Kairat-Real Madrid, un Paese intero in delirio
Quando l’aereo del Real Madrid è atterrato ad Almaty, la scena sembrava quella di un’udienza papale o dell’arrivo di un capo di Stato. Centinaia di tifosi hanno gremito l’aeroporto, famiglie intere con bambini in braccio e giovani con sciarpe e bandiere hanno salutato i campioni blancos con cori e applausi. In un Paese abituato a vivere il calcio con passione locale, l’arrivo della squadra più titolata d’Europa ha assunto i contorni di un evento storico, destinato a rimanere nella memoria collettiva.
Il teatro di questa sfida sarà lo stadio Ortalyq, con i suoi 23mila posti che oggi sembrano minuscoli rispetto all’incredibile domanda: il numero esagerato di persone che hanno tentato di acquistare un biglietto ha mandato in tilt i sistemi di prenotazione online. Per molti kazaki non ci sarà spazio sugli spalti, ma l’orgoglio di ospitare il Real Madrid resterà intatto.
Prezzi stellari, sacrifici enormi e un’eco che arriva fino in Cina
La corsa al biglietto ha scatenato un’impennata dei prezzi senza precedenti: in poche ore i tagliandi sono arrivati a costare fino a 250mila tenge, quasi 400 euro. Una cifra enorme se rapportata al salario medio del Paese, che si aggira poco sopra i 600 euro al mese. In altre parole, un tifoso kazako deve spendere oltre metà stipendio per assistere a questa sfida. Eppure, la febbre Champions non conosce ostacoli: in tanti hanno deciso di fare il sacrificio pur di vedere dal vivo stelle come Vinícius Júnior, Bellingham e Modrić.
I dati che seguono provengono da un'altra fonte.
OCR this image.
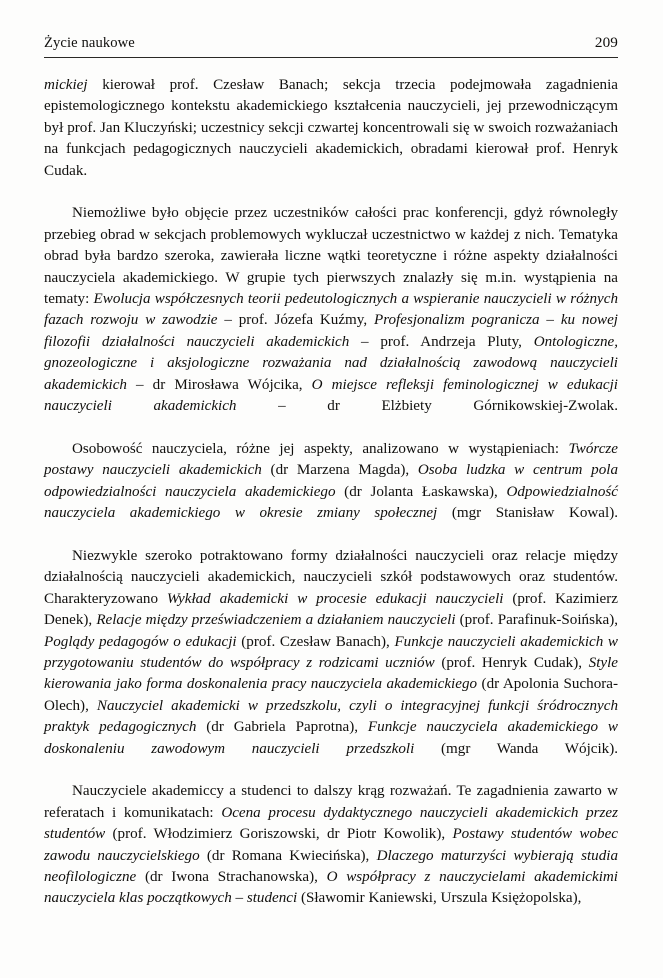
Życie naukowe	209

mickiej kierował prof. Czesław Banach; sekcja trzecia podejmowała zagadnienia epistemologicznego kontekstu akademickiego kształcenia nauczycieli, jej przewodniczącym był prof. Jan Kluczyński; uczestnicy sekcji czwartej koncentrowali się w swoich rozważaniach na funkcjach pedagogicznych nauczycieli akademickich, obradami kierował prof. Henryk Cudak.

Niemożliwe było objęcie przez uczestników całości prac konferencji, gdyż równoległy przebieg obrad w sekcjach problemowych wykluczał uczestnictwo w każdej z nich. Tematyka obrad była bardzo szeroka, zawierała liczne wątki teoretyczne i różne aspekty działalności nauczyciela akademickiego. W grupie tych pierwszych znalazły się m.in. wystąpienia na tematy: Ewolucja współczesnych teorii pedeutologicznych a wspieranie nauczycieli w różnych fazach rozwoju w zawodzie – prof. Józefa Kuźmy, Profesjonalizm pogranicza – ku nowej filozofii działalności nauczycieli akademickich – prof. Andrzeja Pluty, Ontologiczne, gnozeologiczne i aksjologiczne rozważania nad działalnością zawodową nauczycieli akademickich – dr Mirosława Wójcika, O miejsce refleksji feminologicznej w edukacji nauczycieli akademickich – dr Elżbiety Górnikowskiej-Zwolak.

Osobowość nauczyciela, różne jej aspekty, analizowano w wystąpieniach: Twórcze postawy nauczycieli akademickich (dr Marzena Magda), Osoba ludzka w centrum pola odpowiedzialności nauczyciela akademickiego (dr Jolanta Łaskawska), Odpowiedzialność nauczyciela akademickiego w okresie zmiany społecznej (mgr Stanisław Kowal).

Niezwykle szeroko potraktowano formy działalności nauczycieli oraz relacje między działalnością nauczycieli akademickich, nauczycieli szkół podstawowych oraz studentów. Charakteryzowano Wykład akademicki w procesie edukacji nauczycieli (prof. Kazimierz Denek), Relacje między przeświadczeniem a działaniem nauczycieli (prof. Parafinuk-Soińska), Poglądy pedagogów o edukacji (prof. Czesław Banach), Funkcje nauczycieli akademickich w przygotowaniu studentów do współpracy z rodzicami uczniów (prof. Henryk Cudak), Style kierowania jako forma doskonalenia pracy nauczyciela akademickiego (dr Apolonia Suchora-Olech), Nauczyciel akademicki w przedszkolu, czyli o integracyjnej funkcji śródrocznych praktyk pedagogicznych (dr Gabriela Paprotna), Funkcje nauczyciela akademickiego w doskonaleniu zawodowym nauczycieli przedszkoli (mgr Wanda Wójcik).

Nauczyciele akademiccy a studenci to dalszy krąg rozważań. Te zagadnienia zawarto w referatach i komunikatach: Ocena procesu dydaktycznego nauczycieli akademickich przez studentów (prof. Włodzimierz Goriszowski, dr Piotr Kowolik), Postawy studentów wobec zawodu nauczycielskiego (dr Romana Kwiecińska), Dlaczego maturzyści wybierają studia neofilologiczne (dr Iwona Strachanowska), O współpracy z nauczycielami akademickimi nauczyciela klas początkowych – studenci (Sławomir Kaniewski, Urszula Księżopolska),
L’eco di questo match non si ferma ai confini del Kazakistan. Dalla vicina Cina, approfittando della libera circolazione senza visto, centinaia di appassionati hanno deciso di raggiungere Almaty per essere presenti a un appuntamento che non è solo sportivo, ma sociale e mediatico. Per il Real Madrid, abituato al Bernabéu e alle grandi capitali europee, sarà un’esperienza unica: giocare in un contesto più piccolo, ma intriso di passione, con un’intera nazione che sogna di vivere la propria notte di gloria.